I was never suicidal. But in retrospect, I should have been in a hospital, for at least some of that time. I wasn't, and I'm better now.
I AM better. Seriously. I've had time to work through the whole concept of failure, and to readjust my goals and plans and the ways in which I measure my own success. I've figured out a new career plan, one that is not dependent on someone else's artificial time constraints or academic hoops, and I've shuffled around my priorities, and in general have figured out how to be mellow with where my life is at now. Sure, it's vastly different than I ever expected, but life happens. I've been through major career changes before (I used to work as a photographer, and then on IBM's helpdesk) and I've gone through major non-career life changes, traumatic and otherwise.
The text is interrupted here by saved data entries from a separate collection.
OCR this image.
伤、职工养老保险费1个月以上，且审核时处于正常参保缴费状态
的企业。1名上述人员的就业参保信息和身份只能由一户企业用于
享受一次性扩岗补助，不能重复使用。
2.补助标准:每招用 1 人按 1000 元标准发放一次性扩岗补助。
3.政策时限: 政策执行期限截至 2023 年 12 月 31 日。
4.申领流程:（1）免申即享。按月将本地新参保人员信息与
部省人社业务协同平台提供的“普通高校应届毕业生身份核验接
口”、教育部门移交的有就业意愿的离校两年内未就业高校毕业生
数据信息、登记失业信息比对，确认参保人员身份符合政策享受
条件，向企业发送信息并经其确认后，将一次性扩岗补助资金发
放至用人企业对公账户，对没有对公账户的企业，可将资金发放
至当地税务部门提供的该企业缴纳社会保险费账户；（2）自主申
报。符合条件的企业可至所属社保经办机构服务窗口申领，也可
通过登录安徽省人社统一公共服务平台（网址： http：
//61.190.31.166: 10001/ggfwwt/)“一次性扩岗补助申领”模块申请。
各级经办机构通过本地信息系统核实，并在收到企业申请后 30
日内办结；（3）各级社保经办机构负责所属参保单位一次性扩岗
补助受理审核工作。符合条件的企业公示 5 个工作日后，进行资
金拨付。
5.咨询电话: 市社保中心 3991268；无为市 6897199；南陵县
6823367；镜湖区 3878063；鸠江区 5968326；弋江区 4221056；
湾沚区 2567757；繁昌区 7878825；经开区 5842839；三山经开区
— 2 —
Things are better. So much better. And it's not a case of having sat down with my head in my lap waiting for the storm to blow over, it's a case of thought and effort and activity in the face of an overwhelming need to curl up under the bed and hide.
So you can see, then, why repeated statements from Willem about how I don't seem happy, my baseline is lower than it used to be, he regrets going back to grad school when he did because otherwise I'd have an internship by now, etc., etc., might drive me a wee tad bit insane. There was a time and place when that was all accurate, but not now. And then to be told that I'm only calling myself happy now because I don't have any choice in the matter, because I can't change the circumstances... well, so what? Life is what you make of it now, not what you wish it had been.
Wow, deep.
Anyway. We had a long talk last night, some arguing and some listening and some communicating, just like grown-ups. I think he understands more of where I'm coming from.
I wish I could ease more of his worries, because I think a lot of where he's coming from is this sense of responsibility - we moved here for his grad school, so therefore it's his fault that my plans, my life, have changed so much. And that may be true, to an extent, but I never felt coerced or obligated into it. I'm not especially impulsive, I thought things through and certain parts of my brain, at least, had contemplated the what-if's, even if I didn't really understand what failure might mean. But I don't view my situation as pitiable or sub-par, and I don't believe in regrets. So, I'm okay. I'm happy. Dammit.
Change one thing, change everything.